Prendem uma pessoa dizendo que está envolvida no crime, mas quem é o mandante? Quem mandou? O que aconteceu         

Em 2021, a 1ª Divisão Especializada de Homicídios e Proteção à Pessoa (DHPP) de Palmas chegou a anunciar a prisão de uma pessoa que seria o primeiro suspeito pela morte de Moisés, uma prisão em Rondônia. Em seguida, houve um completo silêncio sobre o caso, a ponto de não se saber se a prisão de fato aconteceu. O que a família conseguiu apurar sobre esse suspeito?

Fica muito estranho, porque, se depois de dois anos do caso, a própria polícia anunciou que foi preso o primeiro suspeito. Não deu o nome, mas sim a idade – 51 anos –, e deixou todo mundo ao mesmo tempo na expectativa e na esperança de que o caso fosse esclarecido. Mas passa o tempo e já foi para cinco anos agora, nada mais foi esclarecido. Então, o que aconteceu? Prenderam uma pessoa dizendo que estava envolvida no crime, mas quem é o mandante? Quem mandou? O que aconteceu? Qual foi o desenrolar dessa trama toda? Quem são os envolvidos? Aí fica essa dúvida.
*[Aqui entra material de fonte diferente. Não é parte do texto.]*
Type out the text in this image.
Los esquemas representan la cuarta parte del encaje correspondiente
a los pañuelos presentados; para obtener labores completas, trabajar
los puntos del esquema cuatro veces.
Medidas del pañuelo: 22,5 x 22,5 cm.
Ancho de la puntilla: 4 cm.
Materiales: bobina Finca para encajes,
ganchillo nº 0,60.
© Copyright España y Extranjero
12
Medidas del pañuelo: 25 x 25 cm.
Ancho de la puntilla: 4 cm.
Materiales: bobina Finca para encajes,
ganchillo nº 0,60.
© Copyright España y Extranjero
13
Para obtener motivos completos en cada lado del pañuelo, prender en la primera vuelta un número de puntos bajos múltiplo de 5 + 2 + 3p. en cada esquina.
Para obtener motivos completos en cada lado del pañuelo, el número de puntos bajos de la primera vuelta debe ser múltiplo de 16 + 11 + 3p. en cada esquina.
E a gente fica triste com isso. A pessoa tem culpa? Quem é? Por quê? Quem são os mandantes? O Estado tem a obrigação de esclarecer isso.

Essa pessoa não foi revelada, nunca foi ouvida, nunca disse nada?
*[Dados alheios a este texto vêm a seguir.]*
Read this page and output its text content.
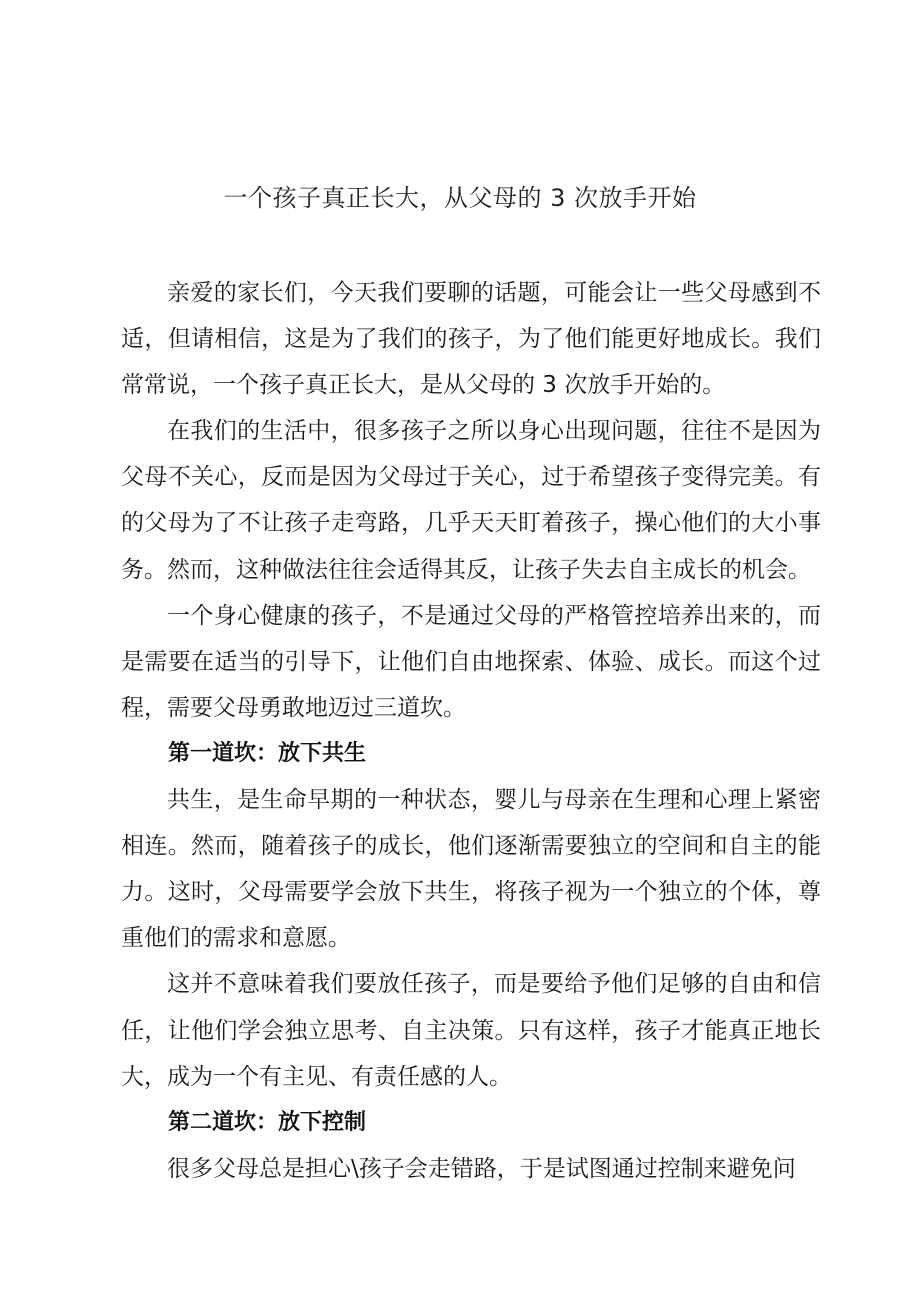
一个孩子真正长大，从父母的 3 次放手开始

亲爱的家长们，今天我们要聊的话题，可能会让一些父母感到不适，但请相信，这是为了我们的孩子，为了他们能更好地成长。我们常常说，一个孩子真正长大，是从父母的 3 次放手开始的。

在我们的生活中，很多孩子之所以身心出现问题，往往不是因为父母不关心，反而是因为父母过于关心，过于希望孩子变得完美。有的父母为了不让孩子走弯路，几乎天天盯着孩子，操心他们的大小事务。然而，这种做法往往会适得其反，让孩子失去自主成长的机会。

一个身心健康的孩子，不是通过父母的严格管控培养出来的，而是需要在适当的引导下，让他们自由地探索、体验、成长。而这个过程，需要父母勇敢地迈过三道坎。

第一道坎：放下共生

共生，是生命早期的一种状态，婴儿与母亲在生理和心理上紧密相连。然而，随着孩子的成长，他们逐渐需要独立的空间和自主的能力。这时，父母需要学会放下共生，将孩子视为一个独立的个体，尊重他们的需求和意愿。

这并不意味着我们要放任孩子，而是要给予他们足够的自由和信任，让他们学会独立思考、自主决策。只有这样，孩子才能真正地长大，成为一个有主见、有责任感的人。

第二道坎：放下控制

很多父母总是担心\孩子会走错路，于是试图通过控制来避免问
Ninguém sabe o que aconteceu depois da prisão, não se sabe nada.

Não importa a motivação do crime, o que a gente quer saber é o que aconteceu

Qual o apelo que o sr. quer fazer para as autoridades que estão apurando esse caso? 

O apelo que eu faço, em nome da família, é que deem mais atenção para o crime do caso Moisés, não porque seja mais importante do que o que houve contra outras pessoas, todos os casos são importantes. Mas para que o Estado do Tocantins não se torne um Estado de bangue-bangue, onde o crime compensa. Um Estado novo, o mais novo da Federação. Que a Polícia Civil do Estado dê uma resolução para o caso. Dê uma resposta não só para a família, mas para a sociedade como um todo, já que ele era um gestor, representa uma comunidade que o elegeu como o prefeito mais bem votado do Estado. Ele estava muito bem avaliado na gestão e eu acredito, a família acredita, que a Polícia Civil deveria, sim, apresentar uma resposta para a sociedade, além da comoção familiar, mas também para todo o Tocantins. O que aconteceu? Foi o caso de maior repercussão, então deveria apresentar e mostrar o que aconteceu. E doa em quem doer, porque para nós o que mais importa é saber o que ocorreu, porque nada vai trazê-lo de volta, mas que pelo menos a gente tenha uma resposta. Então não importa a motivação do crime, o que a gente quer é saber o que aconteceu.

Os familiares se sentem ameaçados por continuar insistindo em procurar justiça?
Ameaças eu nunca recebi, graças a Deus. E acreditamos que Moisés também não as recebeu, porque, até onde a gente sabe, não tem notícia de ameaça, nem à família, nem a amigos. Era cercado o tempo todo de pessoas, nunca percebeu nada. Mas a gente tem preocupação, sim. A gente teme. Temos muita cautela, muita preocupação em saber exatamente por isso. Porque, se não é esclarecido, fica um leque de preocupações. Que a família tenha paz para seguir em frente, que não se fique julgando. Porque ainda tem essa questão do julgamento, não digo da família, mas da população. Ficar julgando um ou outro, e pessoas que são julgadas por aquilo que não fizeram. Que realmente seja punido quem cometeu o ilícito. Pedimos a Deus que nos proteja e que logo tudo seja resolvido.